The above-mentioned embodiments only express one embodiment of the present invention, and the description thereof is more specific and detailed, but not construed as limiting the scope of the present invention. It should be noted that, for a person skilled in the art, several variations and modifications can be made without departing from the inventive concept, which falls within the scope of the present invention.
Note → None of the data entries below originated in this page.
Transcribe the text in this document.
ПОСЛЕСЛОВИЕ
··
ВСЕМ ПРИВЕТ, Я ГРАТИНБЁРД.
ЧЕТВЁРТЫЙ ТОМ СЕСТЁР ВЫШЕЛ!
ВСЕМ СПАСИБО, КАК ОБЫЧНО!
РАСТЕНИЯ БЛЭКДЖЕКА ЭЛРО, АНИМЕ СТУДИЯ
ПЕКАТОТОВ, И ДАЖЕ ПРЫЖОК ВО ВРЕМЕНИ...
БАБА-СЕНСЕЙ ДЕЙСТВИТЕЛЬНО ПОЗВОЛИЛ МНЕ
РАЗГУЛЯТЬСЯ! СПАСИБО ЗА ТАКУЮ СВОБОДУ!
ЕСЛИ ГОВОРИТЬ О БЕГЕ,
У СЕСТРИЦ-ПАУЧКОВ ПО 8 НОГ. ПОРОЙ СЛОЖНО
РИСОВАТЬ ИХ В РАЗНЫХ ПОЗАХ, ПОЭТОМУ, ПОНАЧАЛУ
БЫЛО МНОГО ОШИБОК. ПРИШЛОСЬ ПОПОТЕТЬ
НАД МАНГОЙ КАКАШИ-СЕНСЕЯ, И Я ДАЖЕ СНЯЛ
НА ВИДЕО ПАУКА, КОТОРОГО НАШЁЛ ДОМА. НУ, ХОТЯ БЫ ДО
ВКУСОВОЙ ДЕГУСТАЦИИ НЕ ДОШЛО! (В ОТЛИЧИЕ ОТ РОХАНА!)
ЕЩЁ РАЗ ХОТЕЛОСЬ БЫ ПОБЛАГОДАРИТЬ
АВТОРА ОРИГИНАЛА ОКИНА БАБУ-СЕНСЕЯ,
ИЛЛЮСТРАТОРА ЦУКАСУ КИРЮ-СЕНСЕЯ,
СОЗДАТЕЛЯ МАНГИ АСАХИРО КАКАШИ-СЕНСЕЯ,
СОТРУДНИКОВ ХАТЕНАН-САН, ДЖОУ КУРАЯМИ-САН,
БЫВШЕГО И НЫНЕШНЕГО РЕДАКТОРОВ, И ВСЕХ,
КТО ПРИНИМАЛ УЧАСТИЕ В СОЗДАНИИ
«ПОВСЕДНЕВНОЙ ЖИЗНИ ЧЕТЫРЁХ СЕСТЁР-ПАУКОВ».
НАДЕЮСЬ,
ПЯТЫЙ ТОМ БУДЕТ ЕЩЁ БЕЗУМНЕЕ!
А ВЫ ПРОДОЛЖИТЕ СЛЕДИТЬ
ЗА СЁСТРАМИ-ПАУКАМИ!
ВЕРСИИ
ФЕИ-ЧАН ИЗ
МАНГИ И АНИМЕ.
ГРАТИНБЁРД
Therefore, the protection scope of the present patent shall be subject to the appended claims.

Claims

1. A circuit for controlling backlight brightness, comprising:

2. The circuit of claim 1, wherein: the first control module comprises a first control chip, a control register, a PWM signal selector, a first PWM signal generator and a second PWM signal detector, wherein the control register, the PWM signal selector, the first PWM signal generator and the second PWM signal detector are arranged in the first control chip and are respectively electrically connected with the PWM signal selector, the first PWM signal generator is used for generating a first PWM signal, and the second PWM signal detector receives a second PWM signal input by the liquid crystal display screen through the first input port and transmits the second PWM signal to the PWM signal selector.

3. The circuit of claim 2, wherein: the second control module comprises a second control chip which is electrically connected with the control register through the second input port and inputs the control instruction to the control register.

4. The circuit of claim 1, wherein: the backlight adjusting circuit is electrically connected with the backlight adjusting circuit.

5. The circuit of claim 1, wherein: the backlight adjusting circuit is characterized by further comprising an overload protection circuit, wherein the overload protection circuit is electrically connected with the backlight adjusting circuit.

6. The circuit of claim 2, wherein: the model of the first control chip is EP4CE10F17C 6.

7. The circuit of claim 3, wherein: the model of the second control chip is STM32F407 ZG.

8. The utility model provides a liquid crystal display check out test set which characterized in that: comprising a circuit for controlling backlight brightness as claimed in any one of claims 1 to 7.